Grasping the degree of chaos around me, I couldn’t recognize the place anymore. Everything that was not bolted down was in ruins. Broken glass shimmered on the ground like precious jewels. Prisoners’ files from the counselor’s office were strewn about the floor. The washing machine and dryer had been relocated through the front window and onto the yard.
The ERT entered one unit at a time, targeting specific prisoners for immediate “ride-outs,” where they would be sent to other prisons. Starting with A-Unit, they worked their way back to H-Unit, where I was housed. It was 11:00 p.m. when an angry man’s voice barked through a bullhorn, “Get inside your assigned cubes and on your bunks!”
This demand was instantly followed by two flash bangs that caused those intending to resist to run for the safety of their cubes. Red beams penetrated the smoke, searching for marks.
When the ERT reached the cubicles, they instructed each man to touch the sky and walk backwards down the hallway out the back door where a group of officers were waiting to cuff and identify us. Men were seated on the ground and others were being dragged away.
When I informed the officer of my name, she yelled, “This one’s riding!” Two officers promptly snatched my arms and dragged me to the chow hall, now converted into a kind of processing center.

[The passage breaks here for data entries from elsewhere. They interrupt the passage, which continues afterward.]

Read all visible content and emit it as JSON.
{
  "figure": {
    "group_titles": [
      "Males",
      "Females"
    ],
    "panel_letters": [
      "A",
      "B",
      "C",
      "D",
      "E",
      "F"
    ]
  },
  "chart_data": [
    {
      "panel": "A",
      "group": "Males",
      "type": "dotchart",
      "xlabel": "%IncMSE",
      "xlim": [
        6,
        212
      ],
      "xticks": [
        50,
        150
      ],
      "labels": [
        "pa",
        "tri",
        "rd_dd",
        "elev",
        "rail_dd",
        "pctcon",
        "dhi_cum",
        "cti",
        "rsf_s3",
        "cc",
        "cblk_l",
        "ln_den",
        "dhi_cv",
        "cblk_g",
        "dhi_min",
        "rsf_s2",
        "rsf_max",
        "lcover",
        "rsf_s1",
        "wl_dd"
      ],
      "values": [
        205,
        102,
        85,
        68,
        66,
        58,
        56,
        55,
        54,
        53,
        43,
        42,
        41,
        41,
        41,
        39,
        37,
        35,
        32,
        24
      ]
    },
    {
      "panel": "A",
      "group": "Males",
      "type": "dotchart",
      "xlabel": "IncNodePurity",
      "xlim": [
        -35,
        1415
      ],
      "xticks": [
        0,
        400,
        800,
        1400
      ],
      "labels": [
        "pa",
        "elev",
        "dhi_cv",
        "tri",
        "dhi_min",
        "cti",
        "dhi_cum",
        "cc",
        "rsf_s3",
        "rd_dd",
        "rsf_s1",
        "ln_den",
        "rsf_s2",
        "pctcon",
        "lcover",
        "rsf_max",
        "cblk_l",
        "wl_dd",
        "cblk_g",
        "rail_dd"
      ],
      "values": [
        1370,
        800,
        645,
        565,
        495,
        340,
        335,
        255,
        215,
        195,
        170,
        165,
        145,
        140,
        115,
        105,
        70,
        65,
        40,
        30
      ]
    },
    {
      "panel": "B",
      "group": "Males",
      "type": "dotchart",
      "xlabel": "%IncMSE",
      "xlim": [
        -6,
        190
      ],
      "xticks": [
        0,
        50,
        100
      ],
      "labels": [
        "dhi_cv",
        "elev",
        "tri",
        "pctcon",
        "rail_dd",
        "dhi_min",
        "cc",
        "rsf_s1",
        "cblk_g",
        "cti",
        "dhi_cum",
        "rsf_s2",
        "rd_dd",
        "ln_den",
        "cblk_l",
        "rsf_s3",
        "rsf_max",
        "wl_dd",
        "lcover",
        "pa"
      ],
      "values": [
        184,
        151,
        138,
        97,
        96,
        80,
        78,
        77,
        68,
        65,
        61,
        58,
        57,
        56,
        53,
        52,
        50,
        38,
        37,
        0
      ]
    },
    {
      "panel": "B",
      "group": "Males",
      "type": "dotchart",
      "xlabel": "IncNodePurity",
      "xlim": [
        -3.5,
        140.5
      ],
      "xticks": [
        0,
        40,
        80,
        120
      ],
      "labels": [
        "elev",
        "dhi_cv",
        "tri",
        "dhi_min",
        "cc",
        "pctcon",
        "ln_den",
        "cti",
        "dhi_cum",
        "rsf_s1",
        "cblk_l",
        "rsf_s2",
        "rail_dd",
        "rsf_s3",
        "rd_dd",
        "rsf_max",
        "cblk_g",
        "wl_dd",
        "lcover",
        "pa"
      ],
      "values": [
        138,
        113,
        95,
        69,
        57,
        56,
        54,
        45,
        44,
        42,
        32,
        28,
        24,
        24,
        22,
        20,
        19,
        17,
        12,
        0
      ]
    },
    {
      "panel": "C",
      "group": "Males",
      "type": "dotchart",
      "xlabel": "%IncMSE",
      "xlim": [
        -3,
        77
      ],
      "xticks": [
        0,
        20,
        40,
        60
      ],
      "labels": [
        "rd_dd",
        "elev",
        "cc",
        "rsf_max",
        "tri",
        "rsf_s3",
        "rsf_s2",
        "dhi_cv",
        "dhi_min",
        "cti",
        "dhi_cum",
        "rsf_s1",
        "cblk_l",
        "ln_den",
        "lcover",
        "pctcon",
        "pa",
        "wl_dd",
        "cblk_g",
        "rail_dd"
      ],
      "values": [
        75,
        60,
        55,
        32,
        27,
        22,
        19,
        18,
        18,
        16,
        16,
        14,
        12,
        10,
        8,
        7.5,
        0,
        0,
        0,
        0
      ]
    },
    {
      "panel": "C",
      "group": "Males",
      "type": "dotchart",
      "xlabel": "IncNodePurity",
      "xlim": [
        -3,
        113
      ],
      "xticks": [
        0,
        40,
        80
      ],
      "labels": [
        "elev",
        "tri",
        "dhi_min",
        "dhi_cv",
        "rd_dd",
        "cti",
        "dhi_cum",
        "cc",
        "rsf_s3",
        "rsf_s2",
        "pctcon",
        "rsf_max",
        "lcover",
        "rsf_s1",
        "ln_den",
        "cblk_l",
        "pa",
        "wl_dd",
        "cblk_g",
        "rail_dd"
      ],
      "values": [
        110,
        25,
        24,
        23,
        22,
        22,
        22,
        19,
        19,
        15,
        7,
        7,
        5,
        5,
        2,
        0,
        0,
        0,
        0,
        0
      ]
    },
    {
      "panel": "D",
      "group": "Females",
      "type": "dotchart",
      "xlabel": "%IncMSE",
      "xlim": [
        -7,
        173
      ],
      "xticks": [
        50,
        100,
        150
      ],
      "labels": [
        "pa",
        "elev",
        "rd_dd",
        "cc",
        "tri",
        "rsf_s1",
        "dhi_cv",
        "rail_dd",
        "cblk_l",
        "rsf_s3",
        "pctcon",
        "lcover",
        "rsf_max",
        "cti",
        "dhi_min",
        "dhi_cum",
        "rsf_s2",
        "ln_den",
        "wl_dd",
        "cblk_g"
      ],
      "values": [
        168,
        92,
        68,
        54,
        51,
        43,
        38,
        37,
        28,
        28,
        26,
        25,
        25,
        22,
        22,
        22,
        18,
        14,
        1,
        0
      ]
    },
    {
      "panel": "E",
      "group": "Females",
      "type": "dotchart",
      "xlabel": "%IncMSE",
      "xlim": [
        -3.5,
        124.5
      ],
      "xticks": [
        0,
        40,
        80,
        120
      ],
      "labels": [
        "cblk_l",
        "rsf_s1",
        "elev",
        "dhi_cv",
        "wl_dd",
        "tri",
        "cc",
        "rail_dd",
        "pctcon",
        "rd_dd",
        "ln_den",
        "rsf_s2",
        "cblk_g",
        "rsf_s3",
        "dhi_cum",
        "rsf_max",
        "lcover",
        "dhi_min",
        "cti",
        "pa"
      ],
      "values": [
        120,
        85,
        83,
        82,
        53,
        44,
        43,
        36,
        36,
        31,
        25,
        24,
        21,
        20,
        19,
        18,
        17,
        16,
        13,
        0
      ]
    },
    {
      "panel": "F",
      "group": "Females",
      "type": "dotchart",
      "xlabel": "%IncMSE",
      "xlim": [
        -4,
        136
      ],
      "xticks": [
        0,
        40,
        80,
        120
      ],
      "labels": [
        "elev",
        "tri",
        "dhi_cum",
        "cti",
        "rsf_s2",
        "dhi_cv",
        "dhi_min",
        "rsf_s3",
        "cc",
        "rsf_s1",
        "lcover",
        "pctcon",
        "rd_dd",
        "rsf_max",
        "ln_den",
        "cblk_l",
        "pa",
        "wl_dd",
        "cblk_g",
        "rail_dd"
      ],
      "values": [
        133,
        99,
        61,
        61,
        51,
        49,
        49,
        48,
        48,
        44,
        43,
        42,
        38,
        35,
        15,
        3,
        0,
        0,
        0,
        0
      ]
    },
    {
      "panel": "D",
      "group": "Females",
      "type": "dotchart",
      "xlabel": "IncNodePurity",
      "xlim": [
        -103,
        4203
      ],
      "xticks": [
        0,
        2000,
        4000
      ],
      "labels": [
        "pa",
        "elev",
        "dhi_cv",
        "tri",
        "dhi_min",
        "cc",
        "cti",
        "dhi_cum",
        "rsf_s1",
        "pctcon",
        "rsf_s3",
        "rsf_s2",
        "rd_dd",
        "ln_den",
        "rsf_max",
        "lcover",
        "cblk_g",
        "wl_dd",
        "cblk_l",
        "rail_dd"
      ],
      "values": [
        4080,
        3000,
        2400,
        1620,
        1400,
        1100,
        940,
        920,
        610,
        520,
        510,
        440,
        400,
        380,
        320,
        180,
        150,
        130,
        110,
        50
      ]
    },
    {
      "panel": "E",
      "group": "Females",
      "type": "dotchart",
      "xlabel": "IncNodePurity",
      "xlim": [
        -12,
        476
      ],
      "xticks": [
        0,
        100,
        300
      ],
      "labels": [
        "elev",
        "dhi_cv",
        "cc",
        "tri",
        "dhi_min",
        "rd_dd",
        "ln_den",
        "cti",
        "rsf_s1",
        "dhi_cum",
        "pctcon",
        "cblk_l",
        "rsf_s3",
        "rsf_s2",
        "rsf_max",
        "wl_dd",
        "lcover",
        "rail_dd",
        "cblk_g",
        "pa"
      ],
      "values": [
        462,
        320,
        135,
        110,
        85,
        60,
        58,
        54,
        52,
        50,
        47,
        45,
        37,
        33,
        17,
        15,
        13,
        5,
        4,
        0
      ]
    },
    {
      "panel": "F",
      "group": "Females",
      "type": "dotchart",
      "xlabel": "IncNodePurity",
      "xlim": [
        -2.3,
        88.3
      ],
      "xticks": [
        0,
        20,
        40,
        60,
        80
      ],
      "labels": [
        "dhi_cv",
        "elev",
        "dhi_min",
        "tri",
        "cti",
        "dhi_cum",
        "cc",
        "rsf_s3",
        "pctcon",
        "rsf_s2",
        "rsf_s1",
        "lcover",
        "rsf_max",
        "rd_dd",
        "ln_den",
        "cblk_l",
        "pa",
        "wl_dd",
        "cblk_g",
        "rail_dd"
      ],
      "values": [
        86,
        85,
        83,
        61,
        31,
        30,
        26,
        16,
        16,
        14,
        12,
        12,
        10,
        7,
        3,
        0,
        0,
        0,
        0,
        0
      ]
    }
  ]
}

There, a stubby officer wearing a sadistic-looking facial expression and holding a Taser looked me in the eye and yelled, “Strip!” No privacy existed in this open space, and male and female staff were everywhere. In no mood to be tased, I complied. Standing there naked as he meticulously searched my clothing, I considered my ancestors on an American auction block.
After my personal effects were thrown in a junk pile, and Taser Man was satisfied that I had no contraband up my ass, I was ordered to dress, got chained, and lined up with other prisoners waiting on the next bus out.
The restraints served as more razor wire binding me, cutting deep into my ankles and wrist, and I knew it would be a long, miserable ride ahead. I was sent to a maximum-security facility after participating in the “disturbance,” and left there until they decided to relocate me again.
Mangaaka Ade, also known as Calvin Westerfield, 41, is incarcerated at Central Michigan Correctional Facility, in St. Louis, Michigan, where he is serving a 20-to-60-year sentence for second-degree murder.
Details in this essay were corroborated with an official report obtained through a state Freedom of Information Act request and other eyewitness accounts. The Marshall Project also sought and received comment from a Michigan Department of Corrections spokesperson.